English · Español

Phase 29 — Retrieval-Augmented Generation (RAG)¶

Requires: 13 — Embeddings & Representation Spaces · 28 — Fine-Tuning, LoRA, QLoRA Teaches: rag · chunking · bm25 · hnsw · hybrid-search · reranking Jump to any chapter from the phase reference index.

Chapter map¶

Pre-written per A12. Theory and lab problem statements are stable drafts; solutions are written just-in-time at phase open.

🇪🇸 RAG = recuperar primero, generar después. En vez de meter las reglas de gramática en los pesos del modelo, las dejamos en una base vectorial y las traemos al vuelo. Para consultas como "¿cuál es el past participle de eat?" basta con MiniGPT + un buen retriever. Esta fase construye el pipeline a mano: chunker, embedding store, BM25, reranker, lector.

Goal¶

Build a minimal RAG pipeline grounded in a hand-curated knowledge base of English-verb grammar rules (covering §A13's scope: 5 tenses, 3 persons, 20 verbs, plus Spanish pairs). Given a query like "what's the past participle of eat?" or "how do you say 'I will work' in Spanish?", the pipeline retrieves the relevant rule chunks, optionally reranks them, and asks MiniGPT (with the LoRA adapter from Phase 28) to produce a grounded answer with citations.

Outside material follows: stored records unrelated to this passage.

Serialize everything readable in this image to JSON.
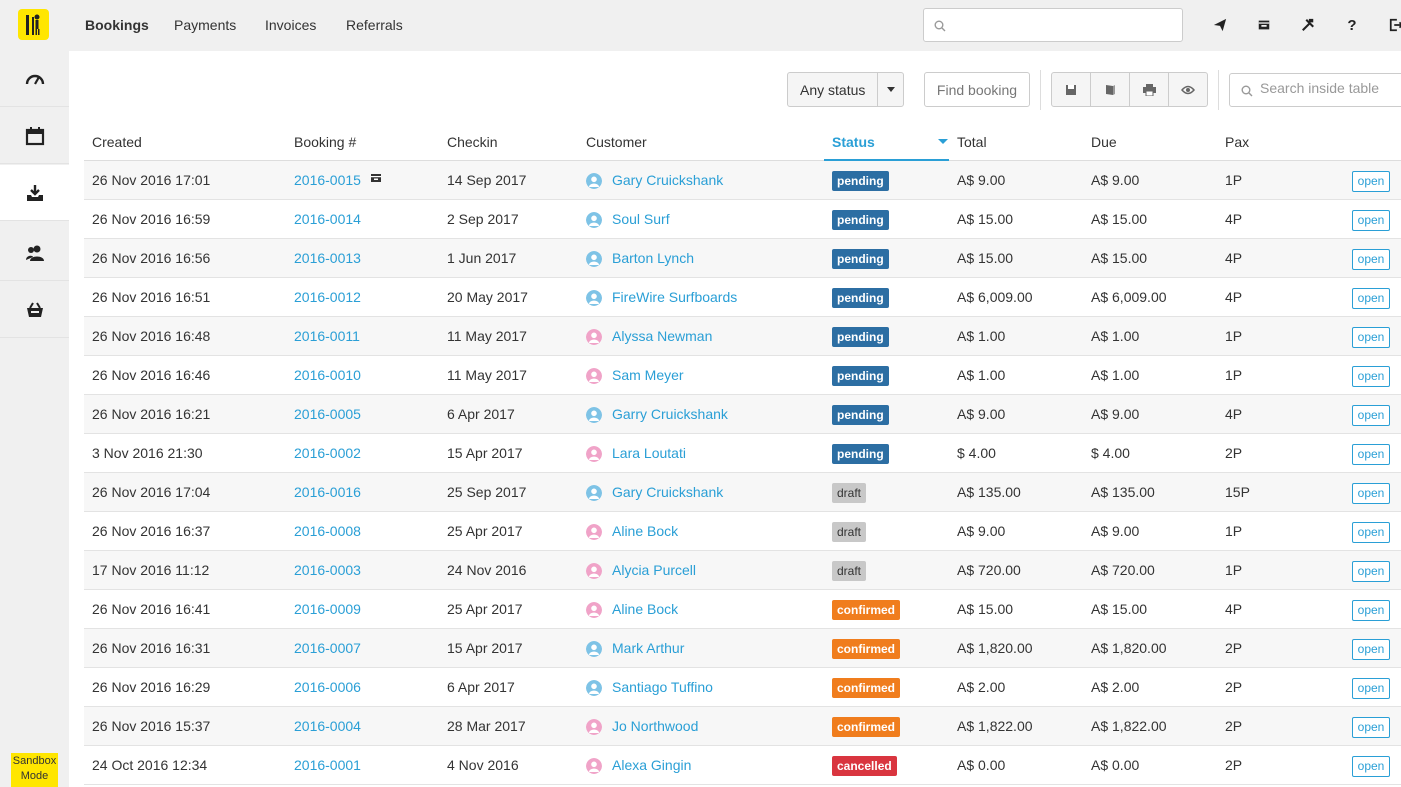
{
  "sidebar": {
    "items": [
      {
        "icon": "dashboard-gauge-icon"
      },
      {
        "icon": "calendar-icon"
      },
      {
        "icon": "inbox-download-icon"
      },
      {
        "icon": "users-icon"
      },
      {
        "icon": "store-basket-icon"
      }
    ],
    "sandbox_line1": "Sandbox",
    "sandbox_line2": "Mode"
  },
  "nav": {
    "tabs": [
      "Bookings",
      "Payments",
      "Invoices",
      "Referrals"
    ],
    "active": "Bookings",
    "help_label": "?"
  },
  "toolbar": {
    "status_filter": "Any status",
    "find_booking": "Find booking",
    "search_placeholder": "Search inside table"
  },
  "table": {
    "columns": [
      "Created",
      "Booking #",
      "Checkin",
      "Customer",
      "Status",
      "Total",
      "Due",
      "Pax"
    ],
    "sorted_column": "Status",
    "rows": [
      {
        "created": "26 Nov 2016  17:01",
        "booking": "2016-0015",
        "checkin": "14 Sep 2017",
        "customer": "Gary Cruickshank",
        "gender": "male",
        "status": "pending",
        "total": "A$ 9.00",
        "due": "A$ 9.00",
        "pax": "1P",
        "action": "open",
        "store_icon": true
      },
      {
        "created": "26 Nov 2016  16:59",
        "booking": "2016-0014",
        "checkin": "2 Sep 2017",
        "customer": "Soul Surf",
        "gender": "male",
        "status": "pending",
        "total": "A$ 15.00",
        "due": "A$ 15.00",
        "pax": "4P",
        "action": "open"
      },
      {
        "created": "26 Nov 2016  16:56",
        "booking": "2016-0013",
        "checkin": "1 Jun 2017",
        "customer": "Barton Lynch",
        "gender": "male",
        "status": "pending",
        "total": "A$ 15.00",
        "due": "A$ 15.00",
        "pax": "4P",
        "action": "open"
      },
      {
        "created": "26 Nov 2016  16:51",
        "booking": "2016-0012",
        "checkin": "20 May 2017",
        "customer": "FireWire Surfboards",
        "gender": "male",
        "status": "pending",
        "total": "A$ 6,009.00",
        "due": "A$ 6,009.00",
        "pax": "4P",
        "action": "open"
      },
      {
        "created": "26 Nov 2016  16:48",
        "booking": "2016-0011",
        "checkin": "11 May 2017",
        "customer": "Alyssa Newman",
        "gender": "female",
        "status": "pending",
        "total": "A$ 1.00",
        "due": "A$ 1.00",
        "pax": "1P",
        "action": "open"
      },
      {
        "created": "26 Nov 2016  16:46",
        "booking": "2016-0010",
        "checkin": "11 May 2017",
        "customer": "Sam Meyer",
        "gender": "female",
        "status": "pending",
        "total": "A$ 1.00",
        "due": "A$ 1.00",
        "pax": "1P",
        "action": "open"
      },
      {
        "created": "26 Nov 2016  16:21",
        "booking": "2016-0005",
        "checkin": "6 Apr 2017",
        "customer": "Garry Cruickshank",
        "gender": "male",
        "status": "pending",
        "total": "A$ 9.00",
        "due": "A$ 9.00",
        "pax": "4P",
        "action": "open"
      },
      {
        "created": "3 Nov 2016  21:30",
        "booking": "2016-0002",
        "checkin": "15 Apr 2017",
        "customer": "Lara Loutati",
        "gender": "female",
        "status": "pending",
        "total": "$ 4.00",
        "due": "$ 4.00",
        "pax": "2P",
        "action": "open"
      },
      {
        "created": "26 Nov 2016  17:04",
        "booking": "2016-0016",
        "checkin": "25 Sep 2017",
        "customer": "Gary Cruickshank",
        "gender": "male",
        "status": "draft",
        "total": "A$ 135.00",
        "due": "A$ 135.00",
        "pax": "15P",
        "action": "open"
      },
      {
        "created": "26 Nov 2016  16:37",
        "booking": "2016-0008",
        "checkin": "25 Apr 2017",
        "customer": "Aline Bock",
        "gender": "female",
        "status": "draft",
        "total": "A$ 9.00",
        "due": "A$ 9.00",
        "pax": "1P",
        "action": "open"
      },
      {
        "created": "17 Nov 2016  11:12",
        "booking": "2016-0003",
        "checkin": "24 Nov 2016",
        "customer": "Alycia Purcell",
        "gender": "female",
        "status": "draft",
        "total": "A$ 720.00",
        "due": "A$ 720.00",
        "pax": "1P",
        "action": "open"
      },
      {
        "created": "26 Nov 2016  16:41",
        "booking": "2016-0009",
        "checkin": "25 Apr 2017",
        "customer": "Aline Bock",
        "gender": "female",
        "status": "confirmed",
        "total": "A$ 15.00",
        "due": "A$ 15.00",
        "pax": "4P",
        "action": "open"
      },
      {
        "created": "26 Nov 2016  16:31",
        "booking": "2016-0007",
        "checkin": "15 Apr 2017",
        "customer": "Mark Arthur",
        "gender": "male",
        "status": "confirmed",
        "total": "A$ 1,820.00",
        "due": "A$ 1,820.00",
        "pax": "2P",
        "action": "open"
      },
      {
        "created": "26 Nov 2016  16:29",
        "booking": "2016-0006",
        "checkin": "6 Apr 2017",
        "customer": "Santiago Tuffino",
        "gender": "male",
        "status": "confirmed",
        "total": "A$ 2.00",
        "due": "A$ 2.00",
        "pax": "2P",
        "action": "open"
      },
      {
        "created": "26 Nov 2016  15:37",
        "booking": "2016-0004",
        "checkin": "28 Mar 2017",
        "customer": "Jo Northwood",
        "gender": "female",
        "status": "confirmed",
        "total": "A$ 1,822.00",
        "due": "A$ 1,822.00",
        "pax": "2P",
        "action": "open"
      },
      {
        "created": "24 Oct 2016  12:34",
        "booking": "2016-0001",
        "checkin": "4 Nov 2016",
        "customer": "Alexa Gingin",
        "gender": "female",
        "status": "cancelled",
        "total": "A$ 0.00",
        "due": "A$ 0.00",
        "pax": "2P",
        "action": "open"
      }
    ]
  },
  "colors": {
    "accent": "#2a9fd6",
    "brand_yellow": "#ffe600",
    "pending": "#2c6ea3",
    "draft": "#c8c8c8",
    "confirmed": "#f07d1d",
    "cancelled": "#d9353f",
    "avatar_male": "#7ec3e6",
    "avatar_female": "#f0a3c8"
  }
}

The artefact is a CLI: verb-tutor ask "what's the past participle of eat?" → answer + (chunk_id, score) list.

Module placement¶

The RAG toolkit lives in src/minirag/ (new this phase): chunk.py, embed.py, index.py, bm25.py, retrieve.py, rerank.py, generate.py, cli.py. The knowledge base lives in data/kb/grammar-rules/. See src/minirag/BLUEPRINT.md for the API contract.

Read order¶

theory/00-motivation.md — why RAG; the closed-book vs open-book LLM tradeoff.
theory/01-embeddings-and-biencoders.md — bi-encoders, cross-encoders, training objectives.
theory/02-chunking-and-indexes.md — chunking strategies; flat / IVF / HNSW; the structures.
theory/03-hybrid-search-and-reranking.md — BM25, dense, RRF, reranker pipelines.
theory/04-evaluation.md — hit-rate, MRR, recall@k, faithfulness, end-to-end metrics.
lab/00-kb-curation.md — curate the 50-chunk grammar-rule KB by hand.
lab/01-bi-encoder-baseline.md — implement dense retrieval; measure hit-rate@k.
lab/02-bm25-and-hybrid.md — implement BM25; combine with dense via RRF; show hybrid wins.
lab/03-end-to-end-rag.md — wire reader + retriever + CLI; measure faithfulness.

solutions/ populated at phase open after src/minirag/ API stabilizes.

Definition of Done¶

See PHASE_29_PLAN.md §6. Briefly:

KB curated (~50 chunks, §A13 verb-tense-person matrix + Spanish).
src/minirag/{chunk,embed,index,bm25,retrieve,rerank,generate,cli}.py implemented.
Hit-rate@5 ≥ 0.80; MRR ≥ 0.60 on synthetic eval set.
Hybrid beats dense-alone and BM25-alone by ≥ 5pp hit-rate@5.
Faithfulness ≥ 70% on 30-query qualitative eval.
verb-tutor ask CLI works end-to-end with citations.

What this phase intentionally does NOT cover¶

langchain / llama-index / haystack. Anti-goal §10. We hand-roll everything.
Production-scale vector DBs. No Pinecone, Weaviate, or Milvus. FAISS-flat is enough for a 50-doc KB.
Multimodal retrieval. Text-only.
Query rewriting (HyDE, multi-query). Mentioned in theory; not implemented. Revisited in Phase 32 if useful.
Streaming / serving infrastructure. Phase 33.
Fine-tuning the embedding model. Use a pretrained sentence-transformers model as-is.
Reranker training. Use a pretrained cross-encoder as-is.
Tool-calling for retrieval. Phase 31 (MCP) territory.

Phase 29's scope is a small, hand-built RAG pipeline grounded in verb-grammar rules, with measurable retrieval and faithfulness metrics. Nothing more.